In der Provinz Sud-Kivu im Osten der Demokratischen Republik Kongo ist Schule purer Luxus! Mehr als ein Drittel der Bevölkerung ist nie zur Schule gegangen und die Zahl der Schulabbrecher ist hoch. Die Unterrichtsqualität ist schlecht, aber trotzdem wünschen sich viele Kinder nichts sehnlicher, als zur Schule gehen zu können. Doch meistens reicht das Geld nicht. Manchmal ist die Armut sogar so verheerend, dass die Eltern ihre noch minderjährigen Kinder von zu Hause wegschicken müssen. Letztere haben dann keine andere Wahl als auf der Straße zu leben und sich mit körperlich anstrengenden oder gefährlichen Jobs über Wasser zu halten. Da verwundert es nicht, dass selbst Kinder schon mit Alkohol und Drogen in Kontakt kommen und kriminell werden. Um diesem Teufelskreis aus Armut und Analphabetismus langfristig ein Ende zu setzen, braucht es Bildung!

Das Projekt in Kürze:

CSI Lëtzebuerg und die Don Bosco Salesianer haben ein Projekt ins Leben gerufen, das es Kindern und Jugendlichen im Alter von 7 bis 18 Jahren ermöglicht, das Grundschulniveau zu erreichen und zugleich eine berufliche Ausbildung zu absolvieren.

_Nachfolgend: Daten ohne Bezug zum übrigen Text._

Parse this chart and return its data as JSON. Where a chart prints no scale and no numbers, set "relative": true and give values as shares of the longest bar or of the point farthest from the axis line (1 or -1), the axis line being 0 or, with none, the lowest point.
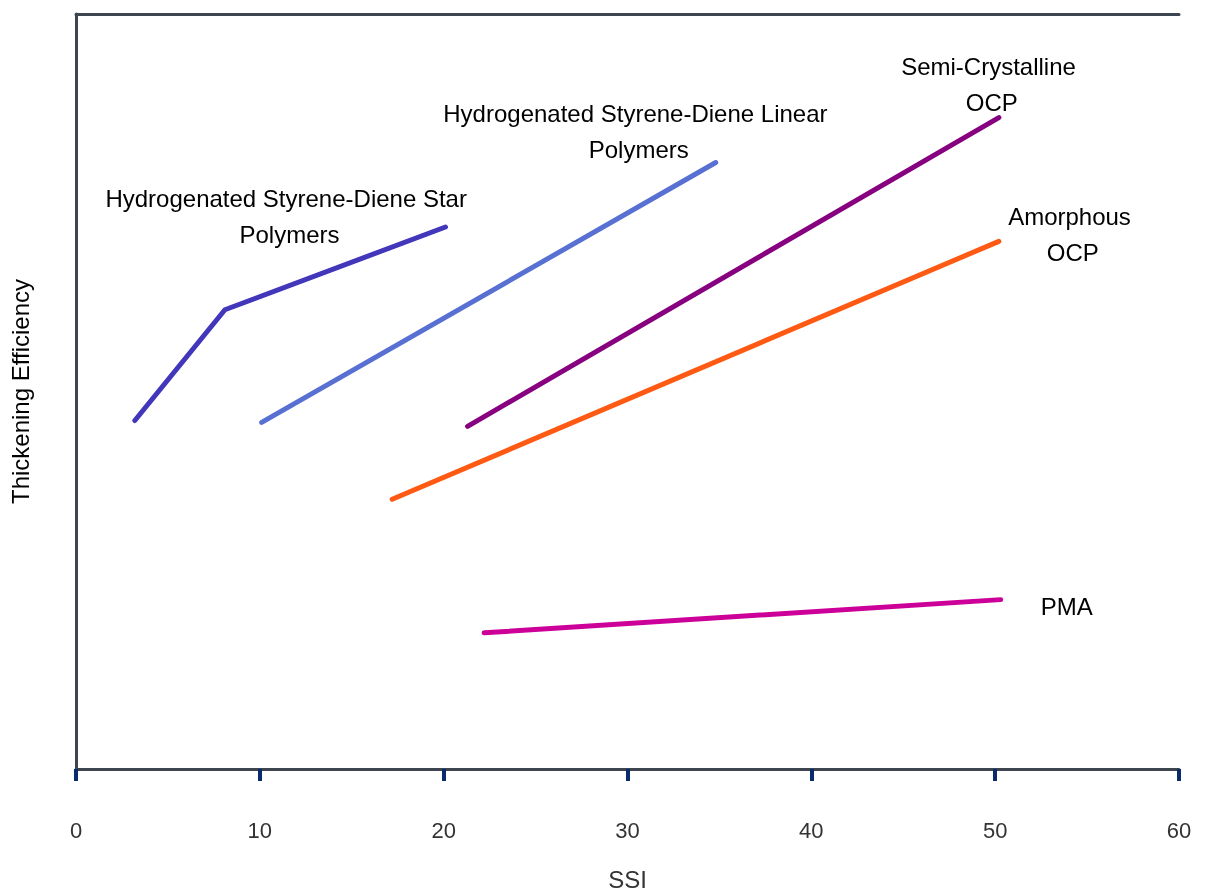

Da viele Jugendliche keine oder kaum Kenntnisse in lesen, schreiben und rechnen haben, setzt dieses Projekt absichtlich nicht bei der reinen Berufsausbildung, sondern bei der Alphabetisierung und dem Erlernen von Grundkenntnissen an. Zunächst werden die Projektteilnehmer mehrere Monate lang intensiv in verschiedenen Fächern unterrichtet und steigen erst später in die Berufsausbildung ein.

Im Rahmen dieses Projekts wird nicht nur das Material für den Unterricht und die Ausbildung zur Verfügung gestellt, sondern es werden auch 6 Schulklassen renoviert und neu ausgestattet. Zudem werden 12 Toiletten gebaut und die Schreinereiabteilung der Berufsschule wird vergrößert. Und zu guter Letzt werden vorhandene Maschinen, die in der Berufsausbildung zum Einsatz kommen, instand gesetzt und einige neue Maschinen angeschafft.

Um die Langlebigkeit und den Erfolg des Projekts zu gewährleisten, werden die Projektteilnehmer(innen) und ihre Familien zudem für die Bedeutung von Bildung sensibilisiert.

Gesamtkosten des Projekts (2017-2020): 242 321,48 Euro

80% dieses Betrags werden vom luxemburigschen Außenministrium getragen. Den Rest (48 464,28 Euro) übernimmt CSI zusammen mit der lokalen Partnerorganisation.